"Ukraine - The Situation": Security expert Mölling: Russia is letting thousands of its own soldiers down

Security expert Christian Mölling has accused the Russian leadership of abandoning many thousands of its own soldiers when withdrawing from the Cherson region.

"Ukraine - The Situation": Security expert Mölling: Russia is letting thousands of its own soldiers down

Security expert Christian Mölling has accused the Russian leadership of abandoning many thousands of its own soldiers when withdrawing from the Cherson region. The research director of the German Society for Foreign Policy said on Friday in the stern podcast "Ukraine - the situation" that the Russians had long since withdrawn their well-trained and well-equipped units from the city.
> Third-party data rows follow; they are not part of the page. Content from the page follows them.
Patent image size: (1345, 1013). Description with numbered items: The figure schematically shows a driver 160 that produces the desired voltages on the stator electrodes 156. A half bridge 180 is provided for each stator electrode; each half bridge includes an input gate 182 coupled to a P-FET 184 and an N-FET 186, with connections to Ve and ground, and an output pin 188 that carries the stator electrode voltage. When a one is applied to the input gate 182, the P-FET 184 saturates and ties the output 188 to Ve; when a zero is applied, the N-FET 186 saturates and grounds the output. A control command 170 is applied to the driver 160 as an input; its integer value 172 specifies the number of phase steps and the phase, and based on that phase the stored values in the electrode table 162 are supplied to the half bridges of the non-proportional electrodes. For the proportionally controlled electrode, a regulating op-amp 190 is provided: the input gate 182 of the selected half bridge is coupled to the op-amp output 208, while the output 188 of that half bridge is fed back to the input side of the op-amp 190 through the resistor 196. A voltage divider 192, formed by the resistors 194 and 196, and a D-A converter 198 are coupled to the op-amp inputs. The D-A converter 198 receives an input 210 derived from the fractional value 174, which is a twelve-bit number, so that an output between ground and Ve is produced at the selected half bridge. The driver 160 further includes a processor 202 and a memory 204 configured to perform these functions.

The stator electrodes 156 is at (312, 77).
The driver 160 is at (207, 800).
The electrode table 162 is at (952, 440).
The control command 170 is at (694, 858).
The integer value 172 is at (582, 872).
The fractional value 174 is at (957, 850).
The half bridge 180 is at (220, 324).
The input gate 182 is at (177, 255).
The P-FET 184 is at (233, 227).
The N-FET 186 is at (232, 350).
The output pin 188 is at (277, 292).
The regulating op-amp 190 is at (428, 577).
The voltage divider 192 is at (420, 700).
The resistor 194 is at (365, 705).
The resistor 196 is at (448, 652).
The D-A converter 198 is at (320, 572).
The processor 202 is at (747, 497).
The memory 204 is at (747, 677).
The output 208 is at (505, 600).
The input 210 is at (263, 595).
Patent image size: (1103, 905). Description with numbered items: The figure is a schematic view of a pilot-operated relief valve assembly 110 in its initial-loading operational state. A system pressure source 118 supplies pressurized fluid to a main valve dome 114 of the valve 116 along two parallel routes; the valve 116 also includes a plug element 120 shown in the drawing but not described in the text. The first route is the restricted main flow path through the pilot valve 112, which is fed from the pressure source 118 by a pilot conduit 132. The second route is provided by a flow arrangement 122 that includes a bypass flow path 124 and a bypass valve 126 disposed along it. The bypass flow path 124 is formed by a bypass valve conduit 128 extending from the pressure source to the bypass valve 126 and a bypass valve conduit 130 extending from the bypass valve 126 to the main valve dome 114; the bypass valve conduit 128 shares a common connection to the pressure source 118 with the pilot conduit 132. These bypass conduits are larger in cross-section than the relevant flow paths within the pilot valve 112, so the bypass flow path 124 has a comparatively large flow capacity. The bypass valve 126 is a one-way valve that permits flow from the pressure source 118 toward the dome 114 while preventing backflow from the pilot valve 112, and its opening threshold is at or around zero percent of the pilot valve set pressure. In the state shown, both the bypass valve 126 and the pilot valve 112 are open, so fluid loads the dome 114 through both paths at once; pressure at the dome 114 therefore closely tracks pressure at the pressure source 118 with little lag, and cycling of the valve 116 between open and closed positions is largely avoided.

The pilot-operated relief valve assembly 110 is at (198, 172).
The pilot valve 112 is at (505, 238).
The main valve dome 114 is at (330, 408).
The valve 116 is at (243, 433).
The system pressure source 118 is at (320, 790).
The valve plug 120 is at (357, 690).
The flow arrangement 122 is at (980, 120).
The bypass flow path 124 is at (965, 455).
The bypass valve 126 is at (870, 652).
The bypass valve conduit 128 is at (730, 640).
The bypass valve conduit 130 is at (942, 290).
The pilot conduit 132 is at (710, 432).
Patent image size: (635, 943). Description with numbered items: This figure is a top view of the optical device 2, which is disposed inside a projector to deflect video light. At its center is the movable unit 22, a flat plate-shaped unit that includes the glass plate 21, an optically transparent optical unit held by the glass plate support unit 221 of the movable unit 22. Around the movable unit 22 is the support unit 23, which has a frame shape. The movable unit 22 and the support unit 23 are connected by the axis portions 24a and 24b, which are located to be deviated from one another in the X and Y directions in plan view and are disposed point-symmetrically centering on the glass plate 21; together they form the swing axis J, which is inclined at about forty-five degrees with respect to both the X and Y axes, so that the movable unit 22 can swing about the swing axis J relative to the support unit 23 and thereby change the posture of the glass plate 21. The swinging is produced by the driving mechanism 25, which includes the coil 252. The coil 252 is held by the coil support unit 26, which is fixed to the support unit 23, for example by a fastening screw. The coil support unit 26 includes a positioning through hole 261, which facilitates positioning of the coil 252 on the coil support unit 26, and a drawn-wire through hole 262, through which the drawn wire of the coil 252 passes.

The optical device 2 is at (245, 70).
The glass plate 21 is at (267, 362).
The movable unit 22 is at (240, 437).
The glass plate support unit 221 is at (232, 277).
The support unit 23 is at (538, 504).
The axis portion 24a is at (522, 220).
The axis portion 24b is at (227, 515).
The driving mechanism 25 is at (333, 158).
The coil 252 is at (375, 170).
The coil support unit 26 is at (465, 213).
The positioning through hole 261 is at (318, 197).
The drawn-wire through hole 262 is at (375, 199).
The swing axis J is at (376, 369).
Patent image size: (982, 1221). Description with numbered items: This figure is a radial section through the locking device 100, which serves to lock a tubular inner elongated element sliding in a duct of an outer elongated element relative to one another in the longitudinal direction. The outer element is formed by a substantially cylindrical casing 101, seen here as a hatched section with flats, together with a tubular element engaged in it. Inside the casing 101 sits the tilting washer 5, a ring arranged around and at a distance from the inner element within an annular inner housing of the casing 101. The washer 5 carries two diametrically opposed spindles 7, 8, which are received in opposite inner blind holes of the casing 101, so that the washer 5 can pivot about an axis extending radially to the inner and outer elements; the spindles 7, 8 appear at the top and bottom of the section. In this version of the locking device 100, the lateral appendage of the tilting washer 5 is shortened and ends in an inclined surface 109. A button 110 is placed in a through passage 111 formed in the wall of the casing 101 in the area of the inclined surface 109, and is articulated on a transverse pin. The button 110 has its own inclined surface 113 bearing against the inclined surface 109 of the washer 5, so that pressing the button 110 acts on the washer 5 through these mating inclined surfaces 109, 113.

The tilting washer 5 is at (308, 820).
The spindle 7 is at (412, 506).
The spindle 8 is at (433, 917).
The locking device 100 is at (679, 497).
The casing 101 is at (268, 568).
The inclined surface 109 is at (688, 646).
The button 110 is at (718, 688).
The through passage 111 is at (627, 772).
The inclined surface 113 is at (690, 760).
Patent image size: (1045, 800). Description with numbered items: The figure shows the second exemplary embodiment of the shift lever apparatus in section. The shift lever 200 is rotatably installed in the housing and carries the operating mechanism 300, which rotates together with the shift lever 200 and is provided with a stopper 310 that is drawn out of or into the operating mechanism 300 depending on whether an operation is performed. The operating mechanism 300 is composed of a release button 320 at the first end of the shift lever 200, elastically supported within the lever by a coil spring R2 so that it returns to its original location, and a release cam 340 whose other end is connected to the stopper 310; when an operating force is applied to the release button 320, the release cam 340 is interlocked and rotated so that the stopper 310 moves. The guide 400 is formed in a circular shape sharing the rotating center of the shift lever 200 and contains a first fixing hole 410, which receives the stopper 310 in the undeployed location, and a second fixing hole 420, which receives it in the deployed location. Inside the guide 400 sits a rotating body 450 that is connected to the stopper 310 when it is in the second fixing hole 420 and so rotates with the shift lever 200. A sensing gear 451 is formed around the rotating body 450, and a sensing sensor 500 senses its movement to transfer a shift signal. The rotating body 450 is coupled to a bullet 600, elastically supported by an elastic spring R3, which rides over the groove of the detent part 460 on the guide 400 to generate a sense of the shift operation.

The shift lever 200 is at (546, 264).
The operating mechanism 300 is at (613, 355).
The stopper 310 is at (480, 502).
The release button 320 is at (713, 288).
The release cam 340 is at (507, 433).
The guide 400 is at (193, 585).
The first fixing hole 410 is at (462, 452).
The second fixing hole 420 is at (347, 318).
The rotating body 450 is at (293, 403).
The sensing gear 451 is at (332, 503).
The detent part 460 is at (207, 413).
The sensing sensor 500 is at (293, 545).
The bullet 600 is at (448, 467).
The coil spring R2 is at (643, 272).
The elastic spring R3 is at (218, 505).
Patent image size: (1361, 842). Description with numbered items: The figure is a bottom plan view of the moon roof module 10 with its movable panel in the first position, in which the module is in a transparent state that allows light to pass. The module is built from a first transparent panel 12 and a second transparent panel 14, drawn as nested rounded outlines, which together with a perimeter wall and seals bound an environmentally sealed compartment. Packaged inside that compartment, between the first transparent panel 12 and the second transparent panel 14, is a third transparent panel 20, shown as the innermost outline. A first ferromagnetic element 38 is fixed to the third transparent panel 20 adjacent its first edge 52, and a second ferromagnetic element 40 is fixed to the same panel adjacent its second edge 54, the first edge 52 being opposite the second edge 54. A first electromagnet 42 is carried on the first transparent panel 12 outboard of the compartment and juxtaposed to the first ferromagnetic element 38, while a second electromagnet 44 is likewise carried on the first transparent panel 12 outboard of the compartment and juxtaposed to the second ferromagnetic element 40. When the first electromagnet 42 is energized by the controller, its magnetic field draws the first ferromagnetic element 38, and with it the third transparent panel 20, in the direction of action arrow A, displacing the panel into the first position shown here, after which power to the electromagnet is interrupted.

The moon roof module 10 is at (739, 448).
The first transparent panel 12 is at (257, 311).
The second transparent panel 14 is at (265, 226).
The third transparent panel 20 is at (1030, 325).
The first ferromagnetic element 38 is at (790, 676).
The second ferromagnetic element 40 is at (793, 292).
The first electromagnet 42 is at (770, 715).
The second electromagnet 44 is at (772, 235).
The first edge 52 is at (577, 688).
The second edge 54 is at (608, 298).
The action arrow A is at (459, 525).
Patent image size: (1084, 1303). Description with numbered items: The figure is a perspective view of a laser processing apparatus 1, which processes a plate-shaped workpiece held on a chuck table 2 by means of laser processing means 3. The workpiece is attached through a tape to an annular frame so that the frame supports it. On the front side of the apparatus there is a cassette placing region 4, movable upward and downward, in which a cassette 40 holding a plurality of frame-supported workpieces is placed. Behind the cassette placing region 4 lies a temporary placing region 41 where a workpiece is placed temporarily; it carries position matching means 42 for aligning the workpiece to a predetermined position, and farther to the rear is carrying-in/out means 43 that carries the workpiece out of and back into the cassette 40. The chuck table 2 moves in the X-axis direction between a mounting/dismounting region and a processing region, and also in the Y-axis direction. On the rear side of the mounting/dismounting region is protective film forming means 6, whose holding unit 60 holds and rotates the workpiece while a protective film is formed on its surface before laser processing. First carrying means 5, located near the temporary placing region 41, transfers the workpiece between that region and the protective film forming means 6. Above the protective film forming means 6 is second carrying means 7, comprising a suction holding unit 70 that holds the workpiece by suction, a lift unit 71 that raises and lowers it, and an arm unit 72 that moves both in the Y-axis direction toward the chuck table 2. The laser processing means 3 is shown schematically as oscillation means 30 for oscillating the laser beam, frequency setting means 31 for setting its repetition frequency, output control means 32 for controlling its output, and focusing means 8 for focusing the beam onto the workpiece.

What remained on the west bank of the Dnipro, which Russia has announced will be evacuated, is an incalculable number of poorly equipped and trained soldiers, many of whom may have been drafted only recently. It could be 20,000 or more. They would slow down the Ukrainian advance simply by their presence and also by the fact that their capture would tie up forces. With this cynical calculation they secured the withdrawal of other soldiers. Those left behind would "basically remain as cannon fodder".

Mölling went on to say that "the recapture of the city will take a very long time because you have to be very careful and you're probably under constant fire". Mines and booby traps threatened everywhere; in addition, Kherson remained within range of Russian artillery on the other side of the Dnipro. "It will no longer be a livable city that anyone can return to," the expert expects.

From Mölling's point of view, the Russian withdrawal from Cherson confirms the Ukrainian policy of not negotiating with Vladimir Putin's regime. If Ukraine had agreed to negotiations, it would not now be about to take control of the important city. "That would have been bargaining chip, now it's no longer bargaining chip," said Mölling. "From the Ukrainian point of view, it's about taking the next few things off the negotiating table."

Mölling warned against increasing the pressure after Ukraine's new territorial gains that it must now seek a ceasefire. In this context, he also criticized the behavior of high-ranking Western military officials, who were striving for a quick end to the fighting. Military advisers also have a vested interest, he explained. And further: "They may not be interested in losing more of their material, but would like this constant handing over of material to stop. We also had this discussion - at least semi-openly - in Germany."